Spamalot royalties row goes to the High Court. But who will winalot?
Hit musical at centre of unholy row among comedians over share of the profits
Terry Jones, Michael Palin and Eric Idle are due to appear as witnesses next week as the latest row about royalties from the Monty Python musical Spamalot reaches the High Court.
The Python team are being challenged by Mark Forstater, the producer of the Monty Python and the Holy Grail film, who wants a bigger share of the Spamalot profits.
Moreover, his lawyers claim that he should be regarded as the seventh Python, an equal to Jones, Palin, Idle, John Cleese, Terry Gilliam and the late Graham Chapman.
The hit musical is a spin-off from the film, but one that has provoked renewed bickering among the Python team. A year ago Idle announced he had sacked Cleese as the voice of God in the musical and in defending the move said: "It wasn't mean – he's had millions of dollars from it. He charges people a fortune for using his voice. He's always been in financial crisis."
It prompted a riposte from Cleese: "I see Yoko Idle's been moaning (again), about the royalties he had to pay the other Pythons for Spamalot. Apparently, he paid me "millions". Actual, rough figures last time we checked: Yoko Idle $13m, Michael Palin $1.1m, the others just under a million each."
Forstater already gets one twenty-eighth of the merchandising deals resulting from the Holy Grail, and by extension Spamalot, but is claiming that he should get twice as much to bring him on a par with the others.
Tom Weisselberg, appearing for Forstater yesterday told Mr Justice Norris at the High Court: "Regrettably, the parties have not been able to resolve the dispute. Mr Forstater is in difficult financial circumstances and has been forced to bring these proceedings."

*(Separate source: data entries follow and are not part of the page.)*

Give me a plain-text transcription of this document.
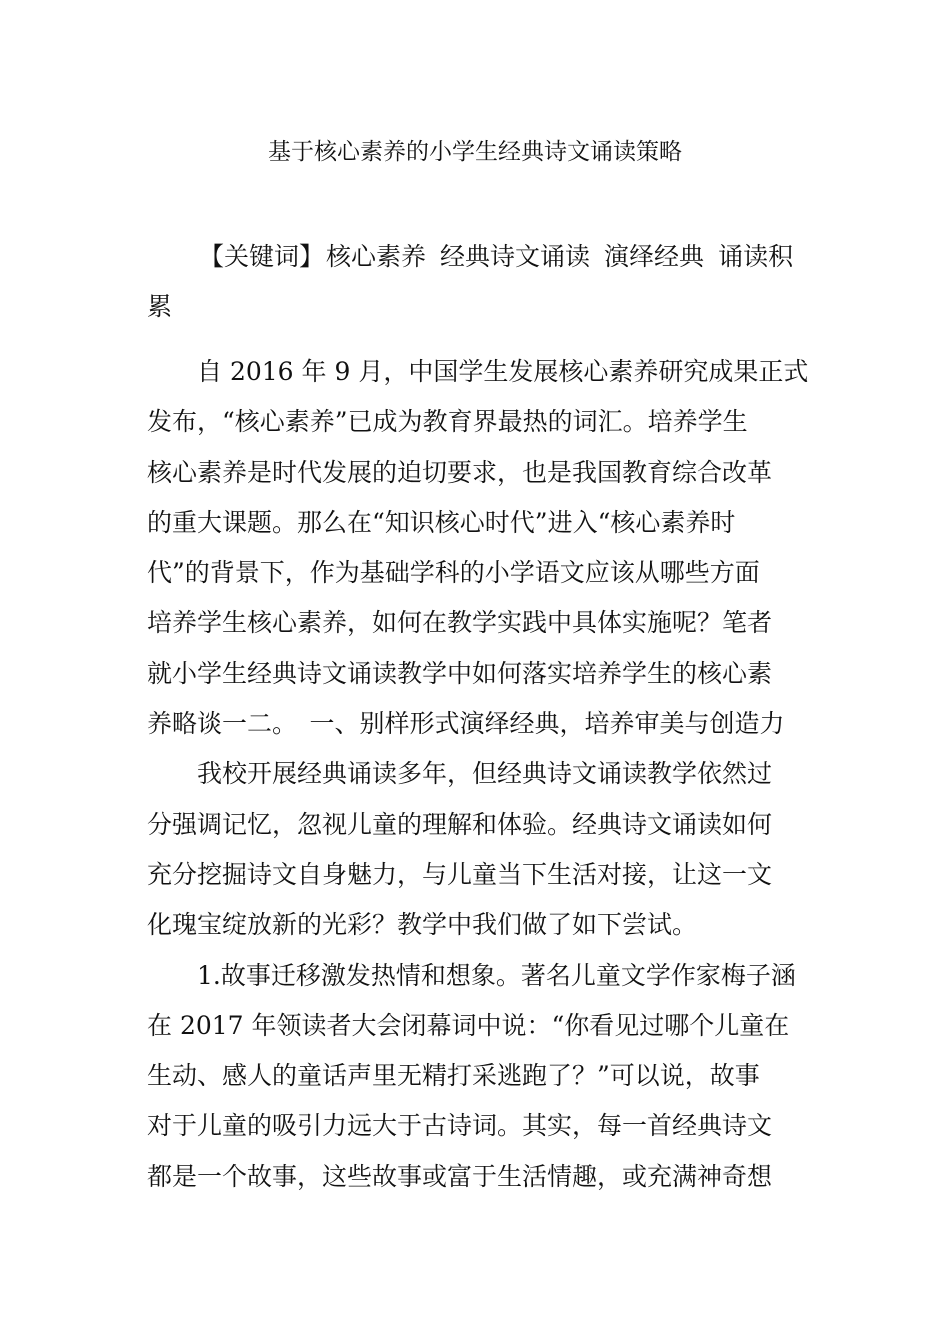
基于核心素养的小学生经典诗文诵读策略
【关键词】核心素养 经典诗文诵读 演绎经典 诵读积
累
自 2016 年 9 月，中国学生发展核心素养研究成果正式
发布，“核心素养”已成为教育界最热的词汇。培养学生
核心素养是时代发展的迫切要求，也是我国教育综合改革
的重大课题。那么在“知识核心时代”进入“核心素养时
代”的背景下，作为基础学科的小学语文应该从哪些方面
培养学生核心素养，如何在教学实践中具体实施呢？笔者
就小学生经典诗文诵读教学中如何落实培养学生的核心素
养略谈一二。　一、别样形式演绎经典，培养审美与创造力
我校开展经典诵读多年，但经典诗文诵读教学依然过
分强调记忆，忽视儿童的理解和体验。经典诗文诵读如何
充分挖掘诗文自身魅力，与儿童当下生活对接，让这一文
化瑰宝绽放新的光彩？教学中我们做了如下尝试。
1.故事迁移激发热情和想象。著名儿童文学作家梅子涵
在 2017 年领读者大会闭幕词中说：“你看见过哪个儿童在
生动、感人的童话声里无精打采逃跑了？”可以说，故事
对于儿童的吸引力远大于古诗词。其实，每一首经典诗文
都是一个故事，这些故事或富于生活情趣，或充满神奇想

The film producer was made bankrupt in June, although the bankruptcy was annulled last month. The claim is being brought by Mr Forstater and his company Mark Forstater Productions Ltd against Python (Monty) Pictures Ltd (PMP), which represents the film interests of the Python team, and Freeway Cam (UK) Ltd, which holds the copyright in the Holy Grail.
Mr Weisselberg told the court: "The outrage expressed by a number of Pythons … is, with respect to them, misguided."